Another example – the difference in terms of sonic strategy between MasterCard and VISA is quite clear. MasterCard has employed a holistic sonic strategy and has gained huge benefits from its 360-approach to sound. The sonic DNA is not only employed across payment touchpoints but extends into all aspects of brand communication, such as the music that Mastercard uses. VISA, on the other hand, has a single payment sound, which is not part of a greater sonic identity. We can see this difference translate into sonic performance from analyzing both brands positioning on the index; with Mastercard at number 1 and VISA falling behind at the 39th position.
Bm: How does audio branding influence human behavior? What are the effects of audio assets on System 1 and System 2? And what does that mean for brands?
BT: I touched on this a little earlier, but music strongly influences System-1 processing; the system operates automatically and quickly, with little to no effort or voluntary control. This particularly applies to instances where music acts as a background feature, secondary to the core brand message. In these cases, it is primarily experienced via the consumer’s subconscious. So, while System 2, which is the processing involved in slower, analytical thinking (where reason and logic play a part), is the method of processing that can influence our short-term behavioral responses, the emotional brand associations built through music harnessing System-1 processing leads to long-term brand preferences. For brands, this means that there is a very prominent ability to target subconscious processing and ultimately build emotional connection and brand association through music.
Bm: What advice can you give to marketers and other brand people trying to convince their leadership of the importance and immediacy of sonic branding?

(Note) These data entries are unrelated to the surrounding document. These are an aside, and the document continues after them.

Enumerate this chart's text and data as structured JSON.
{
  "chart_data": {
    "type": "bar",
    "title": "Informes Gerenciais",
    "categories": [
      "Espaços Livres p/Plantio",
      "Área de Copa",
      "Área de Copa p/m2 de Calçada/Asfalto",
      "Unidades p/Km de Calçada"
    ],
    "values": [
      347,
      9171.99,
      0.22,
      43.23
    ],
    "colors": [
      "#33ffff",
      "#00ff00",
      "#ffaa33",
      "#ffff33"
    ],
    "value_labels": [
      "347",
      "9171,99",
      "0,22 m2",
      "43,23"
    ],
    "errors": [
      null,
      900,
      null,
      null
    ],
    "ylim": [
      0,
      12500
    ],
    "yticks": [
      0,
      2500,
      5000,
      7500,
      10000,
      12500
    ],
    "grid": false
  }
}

BT: My key piece of advice is that sonic branding should be seriously thought about soon, considering the rise of platforms where brands are not only seen but can also be heard. Establishing a well-recognized sonic identity is a marathon, not a sprint. With our transition into web 3.0 and the metaverse, it is more important than ever for brands to recognize the importance of sound, allowing marketers to harness music’s impact on our emotions in such immersive experiences. The development of an effective sonic strategy will allow consumers to create a link between virtual worlds and physical brand experiences. The use of sound will be key in creating a more immersive experience, while also boosting brand recognition and building brand equity.
Bm: What are the first 3 steps that a brand should take when considering the implementation of sonic assets?
BT: Firstly, brands should consider their competitors, what others are doing in the sonic space, and how they can employ a sonic strategy that is unique and fitting to their brand.
Brands should also consider what they want to achieve with the implementation of sonic assets; and create an action plan that creates sounds that fit well with brand personality and the overall brand communication style.
And finally, brands must employ testing methodologies when considering the implementation of sonic assets. While the process of producing sonic assets is primarily creative, when married with reliable testing techniques, the sonic assets transform from something that leadership thinks is nice to listen to, to something that can have a natural effect on consumers and impact their perception of the brand.